Submitted to: Journal of Cereal Science
Publication Type: Peer Reviewed Journal
Publication Acceptance Date: 1/22/2005
Publication Date: 4/20/2005
Citation: Don, C., Lookhart, G.L., Naeem, H., Macritchie, F., Hamer, R.J. 2005. The effect of wheat genetic background and growing conditions on the glutenin macro-polymer. Journal of Cereal Science. 42(1): 69-80.
Interpretive Summary: Wheat is one of the most important food crops in the world. Wheat quality is governed by a combination of genetic and environmental factors. The quality of any given cultivar varies due to growing conditions and some cultivars are more susceptible than others. The effects of heat stress on the wheat quality factors was studied by characterizing the gluten macro polymers (GMP) of mature wheat lines that vary only in the high molecular weight glutenin subunits 5+10 and 2+12. Wheat plants were grown under controlled conditions, using various day and night temperature regimes to simulate six different stress levels. Heat stress increased with increasing day temperatures. Heat stress mainly affected the quantity of the GMP's. The quantities of insoluble glutenin fractions, like GMP, play an important role in wheat flour dough mixing properties. We were able to visualise particles in the GMP with a Confocal Scanning Laser Microscope. More large particles were measured with Laser Light Scattering in heat stressed samples than in samples grown under mild conditions and very large glutenin particles (>100um) were found in severly heat stressed samples. The glutenin particle size was shown to affect dough time-to-peak. In severely stressed samples, much larger amounts of SDS soluble proteins and less SDS insoluble proteins were observed.

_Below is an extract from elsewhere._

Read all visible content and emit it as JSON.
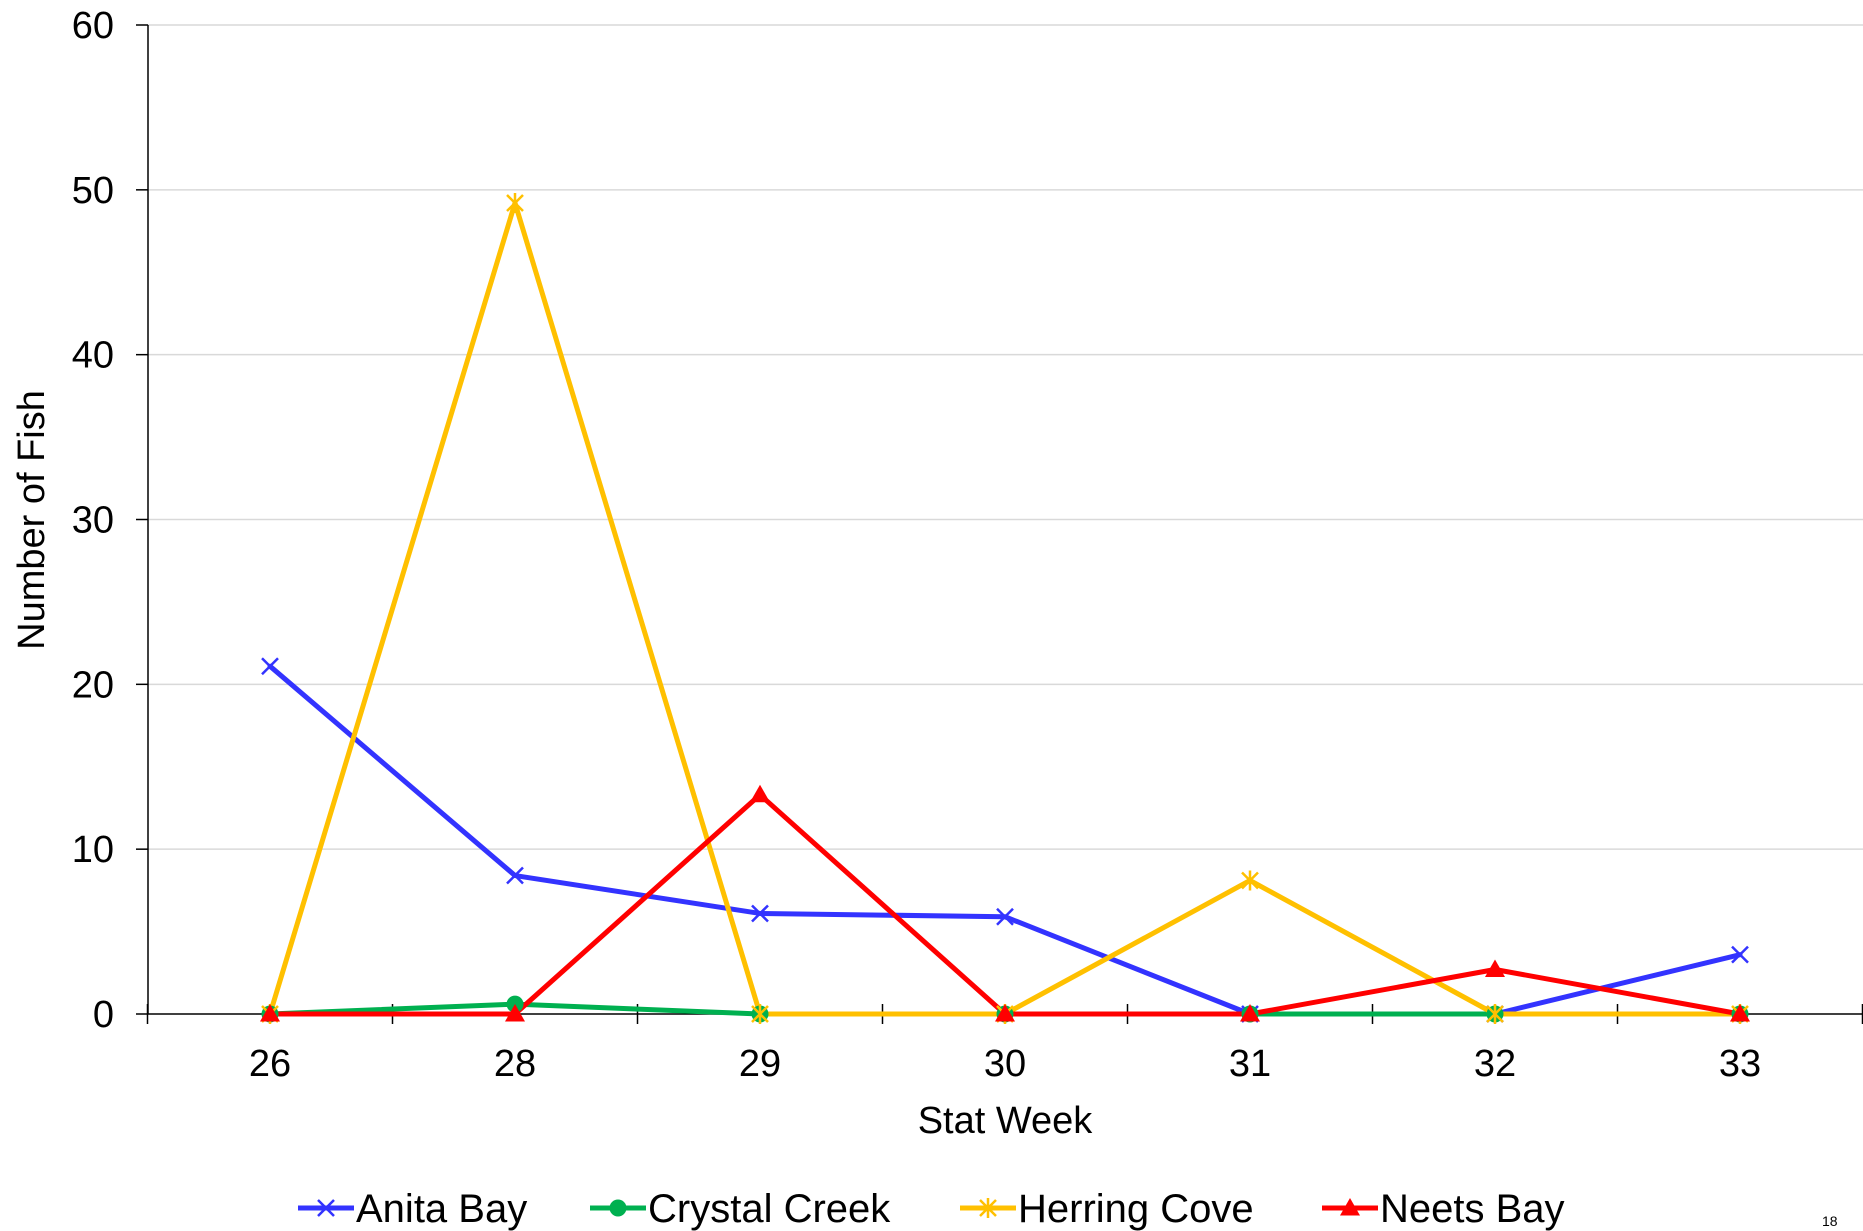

Technical Abstract: Wheat quality is governed by both genetic and environmental factors. The guality of any given variety varies due to growing conditions and some varieties are more susceptible than others. The effects of heat stress on the gluten macro polymers of mature near-isogenic lines of Lance C and Lance A varying only in HMWGS 5+10 and 2+12, respectively, and Warigal A and Warigal C also varying only in 5+10 and 2+12, respectively, were studied. Wheat plants were grown under controlled conditions, using various temperature regimes -t degrees C day/t degrees C night- to simulate six different stress levels. Treatment 1, control, involved growing the plants for the entire cycle at 20C day / 16C night. Treatment 2 consisted of 30C day /18C night temperatures starting at 16 DAA and continuing for 3 days and then returning to the control conditions. Treatment 3 was 35C day and 20C night starting at 16 DAA and continuing for 3 days and then returning to the control conditions. Treatment 4 was 35C day 20C night starting at 16 DAA and continuing until maturity. Treatment 5 was 40C day and 25C night starting at 16 DAA and continuing until maturity. Heat stress increased going from treatment 1 to 5. SDS insoluble / SDS soluble ratios were least iin Treatment 5, indicating that heat stress mainly affects GMP quantity. Clearly, the quantity of insoluble glutenin fractions like GMP and UPP, played an important role in wheat flour dough mixing properties. A Coulter Scanning Laser Microscope was used to detect GMP particles. The particle size measurements, for all varieties, indicated that more large particles are shown in heat stressed samples than in samples grown under mild conditions and severely heat stressed samples have very large glutenin particles, > 100 um. The presence of much larger amounts of SDS soluble proteins overs SDS insoluble proteins in severly stressed samples was observed.